İmam Şâfiî ve İmam Mâlik'e göre ise bu konuda mücâhidler arasında zengin-yoksul
ayırımı yapılmaz. Hanbelîlere ve bazı Hanefîlere göre hac da "Allah yolunda"
olmak demektir. Bu yüzden haccetmek isteyen kimselere zekât verilebilir. Çünkü,
İbn Abbas (r.anhümâ)'dan rivâyet edildiğine göre; "Bir kimse devesini Allah
yoluna vakfetmiş, karısı ise haccetmek istemişti. Hz. Peygamber, kadına; "O
deveye binerek haccet, çünkü hac da "fî sebîlillah (Allah yolunda)" sayılır"
buyurmuştur"[1]
Ancak nâfilelerde genişlik bulunduğu için nâfile hac için zekât verilemez.

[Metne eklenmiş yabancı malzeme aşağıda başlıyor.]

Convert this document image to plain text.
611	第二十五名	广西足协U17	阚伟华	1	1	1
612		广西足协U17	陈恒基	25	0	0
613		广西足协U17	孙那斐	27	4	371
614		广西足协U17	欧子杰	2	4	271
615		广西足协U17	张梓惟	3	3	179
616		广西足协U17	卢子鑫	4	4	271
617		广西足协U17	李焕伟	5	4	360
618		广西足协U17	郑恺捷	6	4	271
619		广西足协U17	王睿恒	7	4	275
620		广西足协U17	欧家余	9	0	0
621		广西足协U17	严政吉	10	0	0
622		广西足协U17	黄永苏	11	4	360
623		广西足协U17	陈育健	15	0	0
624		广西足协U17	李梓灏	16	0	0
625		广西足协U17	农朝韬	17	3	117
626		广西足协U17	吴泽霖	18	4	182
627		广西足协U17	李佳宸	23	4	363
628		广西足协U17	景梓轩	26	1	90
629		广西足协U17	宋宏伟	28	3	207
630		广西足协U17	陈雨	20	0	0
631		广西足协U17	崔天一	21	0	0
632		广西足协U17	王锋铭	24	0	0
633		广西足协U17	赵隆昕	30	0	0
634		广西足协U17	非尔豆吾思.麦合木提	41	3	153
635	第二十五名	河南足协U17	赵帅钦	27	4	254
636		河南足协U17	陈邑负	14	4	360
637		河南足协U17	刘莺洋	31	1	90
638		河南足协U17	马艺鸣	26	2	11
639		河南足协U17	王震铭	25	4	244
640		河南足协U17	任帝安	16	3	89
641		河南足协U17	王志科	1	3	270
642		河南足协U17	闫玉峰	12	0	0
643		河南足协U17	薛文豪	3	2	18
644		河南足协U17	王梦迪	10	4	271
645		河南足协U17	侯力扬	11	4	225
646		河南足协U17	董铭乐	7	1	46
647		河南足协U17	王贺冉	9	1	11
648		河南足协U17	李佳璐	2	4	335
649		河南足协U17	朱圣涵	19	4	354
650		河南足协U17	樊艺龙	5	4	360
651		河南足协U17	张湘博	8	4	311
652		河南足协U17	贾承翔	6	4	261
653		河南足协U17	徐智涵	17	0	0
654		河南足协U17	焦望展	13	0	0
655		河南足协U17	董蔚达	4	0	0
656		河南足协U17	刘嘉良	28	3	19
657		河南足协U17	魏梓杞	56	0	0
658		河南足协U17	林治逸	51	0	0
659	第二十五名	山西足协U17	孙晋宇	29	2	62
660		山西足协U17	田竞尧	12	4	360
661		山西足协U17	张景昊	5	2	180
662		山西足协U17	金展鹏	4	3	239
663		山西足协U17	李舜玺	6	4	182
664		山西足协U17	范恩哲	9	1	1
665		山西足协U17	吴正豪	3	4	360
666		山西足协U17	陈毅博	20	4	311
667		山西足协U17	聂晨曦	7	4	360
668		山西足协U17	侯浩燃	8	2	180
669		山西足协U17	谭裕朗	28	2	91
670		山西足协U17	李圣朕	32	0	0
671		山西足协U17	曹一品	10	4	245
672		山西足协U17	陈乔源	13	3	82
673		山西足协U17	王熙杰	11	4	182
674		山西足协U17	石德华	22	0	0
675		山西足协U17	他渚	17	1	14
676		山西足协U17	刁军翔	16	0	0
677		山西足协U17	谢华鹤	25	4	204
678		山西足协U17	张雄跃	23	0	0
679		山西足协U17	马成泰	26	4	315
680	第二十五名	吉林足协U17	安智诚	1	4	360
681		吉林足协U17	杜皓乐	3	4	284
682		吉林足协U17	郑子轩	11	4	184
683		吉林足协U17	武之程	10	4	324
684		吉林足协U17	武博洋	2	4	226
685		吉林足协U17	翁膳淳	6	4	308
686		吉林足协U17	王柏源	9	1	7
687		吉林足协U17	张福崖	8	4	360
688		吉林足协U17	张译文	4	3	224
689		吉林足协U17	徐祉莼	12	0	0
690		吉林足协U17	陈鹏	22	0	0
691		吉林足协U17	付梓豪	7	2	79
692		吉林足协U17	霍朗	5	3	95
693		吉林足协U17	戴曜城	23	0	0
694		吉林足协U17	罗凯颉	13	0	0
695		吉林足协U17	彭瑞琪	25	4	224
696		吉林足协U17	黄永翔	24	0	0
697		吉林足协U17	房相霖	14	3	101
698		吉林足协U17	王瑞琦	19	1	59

Diğer yandan büyük Hanefî hukukçusu el-Kâsânî (ö. 587/1191), el-Bedâyi' adlı
eserinde "fî sebîlillâh (Allah yolunda)" sınıfını "Allah'a yaklaştıran bütün
işler" olarak tefsir etmiştir. Bu yüzden Allah'a itaat ve hayır yolunda bulunan
kimseler, ihtiyaç sahibi ise bu sınıfa girer.[2]
İmam Mâlik şöyle demiştir: Allah'a giden yollar çoktur. Fakat burada "Allah
yolu"ndan cihad anlamının kastedilmiş bulunduğunda ihtilâf edildiğini
bilmiyorum.[3]




 




[1]
Ebû Dâvud, Menâsik, 79; ez-Zühaylî, el-Fıkhul-İslâmî
ve Edilletüh, Dimaşk 1405/1985, II, 874.




[2]
el-Kâsanî, el-Bedâyi', Beyrut 1394/1974, II, 45.




[3]
ez-Zühaylî, a.g.e., II, 876; Hamdi Döndüren, Delilleriyle İslâm İlmihali,
İstanbul 1991, s. 544. Hamdi Döndüren, Şamil İslâm Ansiklopedisi: 5/334-336.